On January 8, 1815, Andrew Jackson and his band of “half-horse, half-alligator” men whipped the British in the Battle of New Orleans, the last major battle of the War of 1812.
General Jackson, known to his troops as “Old Hickory” because of his toughness, had been placed in charge of defending the port city. As the British approached, he frantically threw up earthworks and assembled an extraordinary army of some 5,000 men. He had volunteers from New Orleans, including Creole aristocrats, tradesmen, and laborers. His forces also counted Tennessee and Kentucky militia, as well as Free Negroes, Spanish, French, Portuguese, Italians, and Indians.
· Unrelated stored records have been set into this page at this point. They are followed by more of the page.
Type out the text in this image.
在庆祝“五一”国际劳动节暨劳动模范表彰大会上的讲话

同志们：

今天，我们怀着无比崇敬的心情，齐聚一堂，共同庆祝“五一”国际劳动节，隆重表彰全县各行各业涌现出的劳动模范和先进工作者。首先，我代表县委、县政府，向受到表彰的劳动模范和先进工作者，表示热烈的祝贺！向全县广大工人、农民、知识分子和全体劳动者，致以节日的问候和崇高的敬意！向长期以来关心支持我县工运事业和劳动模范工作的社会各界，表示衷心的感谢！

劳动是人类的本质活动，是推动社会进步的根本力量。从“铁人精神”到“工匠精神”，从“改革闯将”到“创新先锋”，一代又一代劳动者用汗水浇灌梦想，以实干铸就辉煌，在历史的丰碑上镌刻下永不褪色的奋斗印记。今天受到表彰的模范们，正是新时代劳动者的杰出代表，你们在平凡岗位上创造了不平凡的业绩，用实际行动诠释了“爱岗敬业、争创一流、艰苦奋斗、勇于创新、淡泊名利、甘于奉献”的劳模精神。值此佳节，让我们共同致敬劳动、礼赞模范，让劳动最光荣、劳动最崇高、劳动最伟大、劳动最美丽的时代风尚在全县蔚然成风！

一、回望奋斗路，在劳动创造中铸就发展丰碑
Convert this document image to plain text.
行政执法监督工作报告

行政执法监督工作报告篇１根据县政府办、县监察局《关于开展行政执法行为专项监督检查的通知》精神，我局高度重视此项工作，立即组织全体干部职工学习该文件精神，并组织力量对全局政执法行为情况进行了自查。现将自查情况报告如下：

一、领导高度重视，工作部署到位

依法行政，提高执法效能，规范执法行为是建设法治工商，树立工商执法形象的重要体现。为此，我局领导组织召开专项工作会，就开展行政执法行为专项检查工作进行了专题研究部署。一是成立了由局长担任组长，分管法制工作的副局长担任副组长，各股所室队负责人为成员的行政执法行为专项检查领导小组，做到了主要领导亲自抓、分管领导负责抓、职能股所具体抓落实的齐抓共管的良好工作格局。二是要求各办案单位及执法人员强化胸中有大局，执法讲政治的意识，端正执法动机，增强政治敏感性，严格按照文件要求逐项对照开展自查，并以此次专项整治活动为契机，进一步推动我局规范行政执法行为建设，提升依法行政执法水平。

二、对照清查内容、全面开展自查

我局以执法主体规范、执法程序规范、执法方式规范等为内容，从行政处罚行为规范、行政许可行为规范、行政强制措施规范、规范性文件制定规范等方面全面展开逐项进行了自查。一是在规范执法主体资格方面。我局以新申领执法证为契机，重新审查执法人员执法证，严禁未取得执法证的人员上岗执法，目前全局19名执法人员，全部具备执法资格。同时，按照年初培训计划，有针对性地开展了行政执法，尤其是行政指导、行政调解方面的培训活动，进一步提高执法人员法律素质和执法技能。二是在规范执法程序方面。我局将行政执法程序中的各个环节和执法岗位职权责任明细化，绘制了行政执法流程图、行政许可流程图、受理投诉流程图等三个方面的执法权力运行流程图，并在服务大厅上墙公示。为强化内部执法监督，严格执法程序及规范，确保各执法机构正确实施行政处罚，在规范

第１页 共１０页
Jackson even had help from Jean Lafitte, the infamous, French-born gentleman pirate. The British had offered Lafitte money and a command in the Royal Navy if he would help them attack New Orleans. Lafitte turned them down and offered his pirates to the American side. Jackson, needing every man he could get, said yes.
The British, who ridiculed the American defenders as “dirty shirts,” came at Old Hickory at daybreak with more than 8,000 troops. As the main attack began, they fired a rocket. Old Hickory remained calm. “Don’t mind those rockets,” he said. “They are mere toys to amuse children.”
As the redcoats advanced, the Americans took aim with rifles and artillery. “Boys, elevate them guns a little lower!” Jackson ordered as he directed cannon fire.
The battle turned into a rout. About 2,000 British soldiers were killed, wounded, or captured. The American toll was just 13 dead and 58 wounded or missing.
Several weeks later, news arrived that American and British negotiators had signed a peace treaty in Ghent, Belgium, two weeks before the battle. Still, the victory electrified Americans, filled them with confidence, and gave them a hero who would go on to become the nation’s seventh president.